In a nutshell, my symptoms included really bad BO under the arms, sweaty hands and feet, a constant heart pressure, racing heart beat, and a lot of indecision. I couldn’t even decide what to eat. I knew I was hungry and more than usual since I was breastfeeding but I couldn’t decide what to make so I’d end up grabbing the first snack I found. I also felt thirsty all the time. Oh, and how could I forget to mention the sleep? And not lack of sleep because of breastfeeding or the kids waking up. I basically couldn’t sleep more than 1 or 2 hours a night. I also felt more insecure than usual and felt more scared of anything and everything. Most decisions made me super stressed especially anything work or tax related. My sister that lives in Miami kept inviting me for girls nights and dinners and I’d usually be up for it but had zero motivation to join and small talk. 

Now let’s talk expectations. There are so many.
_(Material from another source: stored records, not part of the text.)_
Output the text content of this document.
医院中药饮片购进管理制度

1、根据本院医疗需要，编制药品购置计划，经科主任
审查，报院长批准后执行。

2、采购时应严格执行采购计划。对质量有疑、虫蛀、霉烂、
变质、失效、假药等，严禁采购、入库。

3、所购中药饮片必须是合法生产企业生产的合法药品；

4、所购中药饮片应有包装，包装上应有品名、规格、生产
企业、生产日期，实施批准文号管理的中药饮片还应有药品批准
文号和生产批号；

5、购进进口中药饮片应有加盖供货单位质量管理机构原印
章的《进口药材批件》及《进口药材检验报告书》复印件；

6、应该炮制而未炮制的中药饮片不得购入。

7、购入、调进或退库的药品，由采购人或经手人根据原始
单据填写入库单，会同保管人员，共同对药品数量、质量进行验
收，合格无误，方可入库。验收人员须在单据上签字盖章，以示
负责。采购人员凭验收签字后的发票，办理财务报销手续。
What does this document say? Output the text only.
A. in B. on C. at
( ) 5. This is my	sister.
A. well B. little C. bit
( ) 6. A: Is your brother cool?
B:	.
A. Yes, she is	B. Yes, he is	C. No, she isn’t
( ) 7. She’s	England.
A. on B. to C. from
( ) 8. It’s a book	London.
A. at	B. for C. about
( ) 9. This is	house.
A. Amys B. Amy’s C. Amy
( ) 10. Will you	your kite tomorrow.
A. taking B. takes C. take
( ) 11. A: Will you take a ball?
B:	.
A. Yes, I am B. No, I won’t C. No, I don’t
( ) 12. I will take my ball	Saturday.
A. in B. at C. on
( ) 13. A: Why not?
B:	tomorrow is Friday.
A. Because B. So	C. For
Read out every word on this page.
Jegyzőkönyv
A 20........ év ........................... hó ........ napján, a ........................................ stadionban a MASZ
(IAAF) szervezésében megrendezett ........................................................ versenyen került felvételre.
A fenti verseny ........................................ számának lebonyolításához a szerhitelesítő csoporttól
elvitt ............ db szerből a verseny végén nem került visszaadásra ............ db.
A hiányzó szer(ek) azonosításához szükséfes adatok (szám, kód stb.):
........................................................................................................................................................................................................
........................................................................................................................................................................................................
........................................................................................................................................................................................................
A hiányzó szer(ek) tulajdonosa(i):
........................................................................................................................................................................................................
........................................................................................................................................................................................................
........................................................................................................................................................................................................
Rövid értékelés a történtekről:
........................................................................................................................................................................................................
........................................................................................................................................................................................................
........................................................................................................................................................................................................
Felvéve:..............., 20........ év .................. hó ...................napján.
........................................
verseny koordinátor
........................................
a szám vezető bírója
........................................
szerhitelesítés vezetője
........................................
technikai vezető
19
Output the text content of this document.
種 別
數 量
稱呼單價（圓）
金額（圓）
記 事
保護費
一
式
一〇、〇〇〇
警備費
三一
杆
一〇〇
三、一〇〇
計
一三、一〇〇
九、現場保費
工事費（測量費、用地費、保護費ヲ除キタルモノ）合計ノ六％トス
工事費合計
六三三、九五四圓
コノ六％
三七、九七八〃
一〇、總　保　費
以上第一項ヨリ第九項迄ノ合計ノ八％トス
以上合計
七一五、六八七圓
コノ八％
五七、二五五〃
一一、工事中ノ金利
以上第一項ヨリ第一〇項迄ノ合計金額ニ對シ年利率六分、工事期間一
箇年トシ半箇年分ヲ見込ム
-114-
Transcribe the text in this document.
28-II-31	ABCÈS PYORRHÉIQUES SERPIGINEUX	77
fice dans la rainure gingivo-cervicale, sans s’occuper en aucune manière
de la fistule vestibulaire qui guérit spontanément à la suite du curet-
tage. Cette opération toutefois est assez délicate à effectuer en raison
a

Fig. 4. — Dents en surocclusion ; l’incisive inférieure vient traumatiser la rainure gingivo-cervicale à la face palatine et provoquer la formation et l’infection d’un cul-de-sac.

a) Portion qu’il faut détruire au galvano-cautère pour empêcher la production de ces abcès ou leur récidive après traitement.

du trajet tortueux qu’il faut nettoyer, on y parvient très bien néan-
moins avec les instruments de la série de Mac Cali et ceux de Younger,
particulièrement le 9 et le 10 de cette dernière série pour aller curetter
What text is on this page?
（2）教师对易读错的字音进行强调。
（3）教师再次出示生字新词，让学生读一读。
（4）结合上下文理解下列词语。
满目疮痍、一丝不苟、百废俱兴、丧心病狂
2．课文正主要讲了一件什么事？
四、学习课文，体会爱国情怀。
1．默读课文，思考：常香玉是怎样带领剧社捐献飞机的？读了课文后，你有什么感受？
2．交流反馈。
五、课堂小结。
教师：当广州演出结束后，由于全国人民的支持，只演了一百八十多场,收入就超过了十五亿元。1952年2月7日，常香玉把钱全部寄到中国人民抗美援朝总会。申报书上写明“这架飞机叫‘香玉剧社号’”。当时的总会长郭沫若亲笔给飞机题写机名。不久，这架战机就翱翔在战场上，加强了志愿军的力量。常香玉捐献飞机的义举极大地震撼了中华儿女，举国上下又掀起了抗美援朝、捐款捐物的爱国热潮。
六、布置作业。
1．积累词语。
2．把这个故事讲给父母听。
Overall, society and my family expects the new mom to be happy and over the moon with the new baby.  I was very happy with my little girl but that didn’t take away my feelings. Since I don’t work fulltime the expectation is for me to be taking care of the kids and feeling grateful for that as so many moms in this country have to go back to the office weeks after delivering. There is no actual law at a national level, which is so sad. When I delivered Mathias I was working at an NGO and asked to return in a flexible way so I could still breastfeed and they didn’t allow it. 1 year after COVID happened and the whole office was working from home so technically it could be done. Back to expectations. People also expected me to look good, have mani pedi done, be waxed, have a cute hairdo, wear a cute outfit (how is that even possible with 2 under 2 and constant breastfeeding?). And let’s not mention the home, which should be ready to receive visits, although thanks to COVID this wasn’t as much of a reality as Emma was born during the pandemic (August 2020). If anyone did come, the house should look good, be clean, and I should be cooking especially for Emma’s first foods at 6 months. Just typing this was exhausting. 

All I really wanted was some support and spoiling.